When organizations decide that they need to redesign their Web site, they often have an abundant list of requirements that come with an abundant price tag, says Naveed Usman, principal of the Usman Group. To successfully redesign their site, he suggests companies follow a process centered around the end user.
“Use a development process that helps you define your target audience, identifies your customers’ primary and secondary needs, and assists in breaking the project into phases,” says. “The development process should determine the overall budget, identify your target audience and their needs, and divide the project into phases so that the total project cost is more manageable.
Following a development process that utilizes customer research helps ensure a more effective site design within your allotted budget.”
What is the most viable option for current online video marketing efforts?

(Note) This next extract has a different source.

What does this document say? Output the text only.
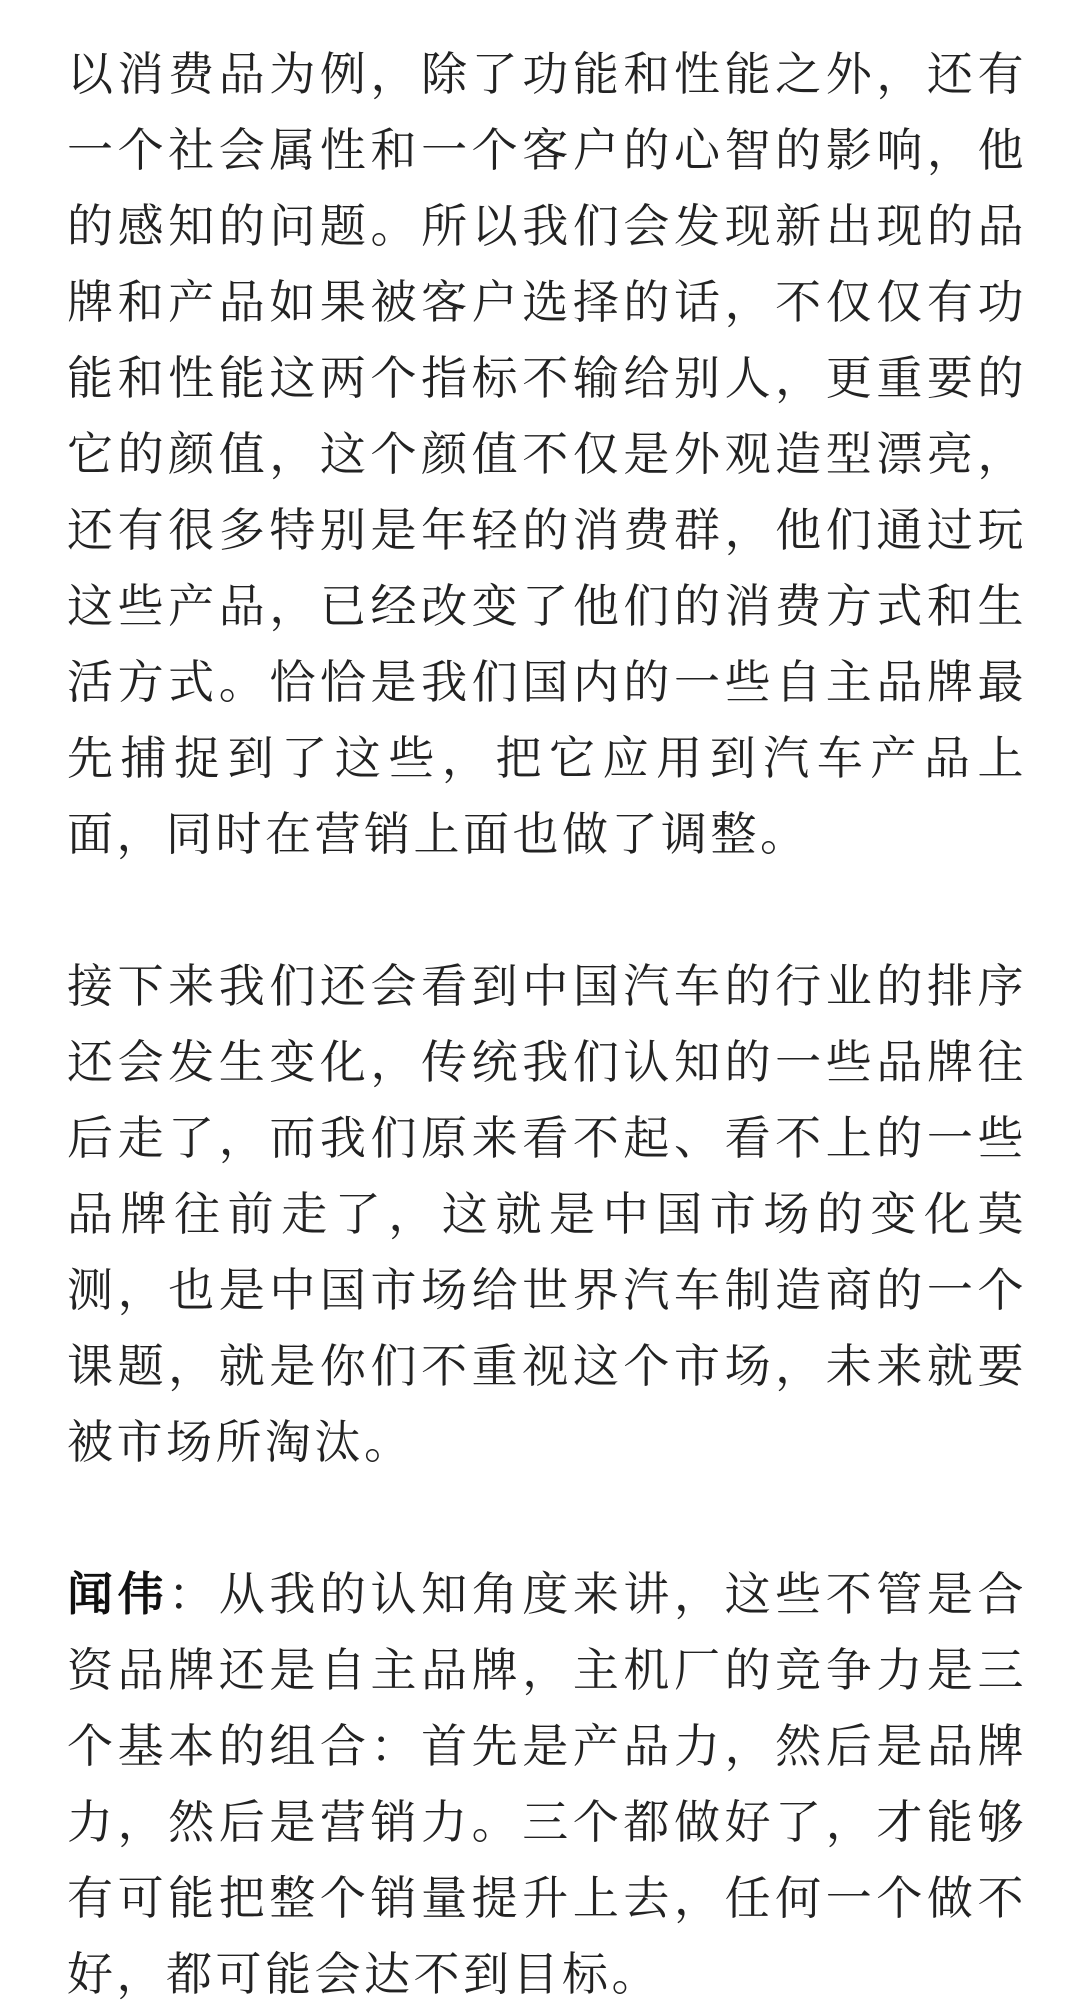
以消费品为例，除了功能和性能之外，还有一个社会属性和一个客户的心智的影响，他的感知的问题。所以我们会发现新出现的品牌和产品如果被客户选择的话，不仅仅有功能和性能这两个指标不输给别人，更重要的它的颜值，这个颜值不仅是外观造型漂亮，还有很多特别是年轻的消费群，他们通过玩这些产品，已经改变了他们的消费方式和生活方式。恰恰是我们国内的一些自主品牌最先捕捉到了这些，把它应用到汽车产品上面，同时在营销上面也做了调整。

接下来我们还会看到中国汽车的行业的排序还会发生变化，传统我们认知的一些品牌往后走了，而我们原来看不起、看不上的一些品牌往前走了，这就是中国市场的变化莫测，也是中国市场给世界汽车制造商的一个课题，就是你们不重视这个市场，未来就要被市场所淘汰。

闻伟：从我的认知角度来讲，这些不管是合资品牌还是自主品牌，主机厂的竞争力是三个基本的组合：首先是产品力，然后是品牌力，然后是营销力。三个都做好了，才能够有可能把整个销量提升上去，任何一个做不好，都可能会达不到目标。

“The online video advertising industry remains in the experimentation phase,” says Chris Gardner, CMO of ExtendMedia. He anticipates a spike in video service operators introducing pay-per-view, download-to-own, rental and subscription-based offerings.
“Three of the most successful online video services – Hulu, Netflix and iTunes – already leverage very different business models,” Gardner notes. “What is critical at this point is to have the flexibility to try all models. Don’t limit yourself or your marketing campaign to a set of predefined constraints – there is a realm of opportunities that both supplement and challenge traditional ad models.”
In today’s marketing industry, do size and scale really matter?
“Critical mass was once the silver chalice of all advertising,” says Christopher Schroeder, CEO of Healthcentral.com. “Technology and precision have changed this forever.
The right message in front of the right person at the right time equals useful, valued experiences to audiences and ROI unimagined even a few years ago.”
He cites the health vertical as an example. “‘Qualified scale’ is the golden opportunity,” he says. “I’d take 10 million passionate and engaged people — with knowledge of their conditions, needs, stages, roles — over twice as many unique ‘health seekers’ any day. ‘Size for size’s sake’ portals/networks must have a shrinking place over time. Technology will allow the new breed to serve audiences on their terms and for their needs.”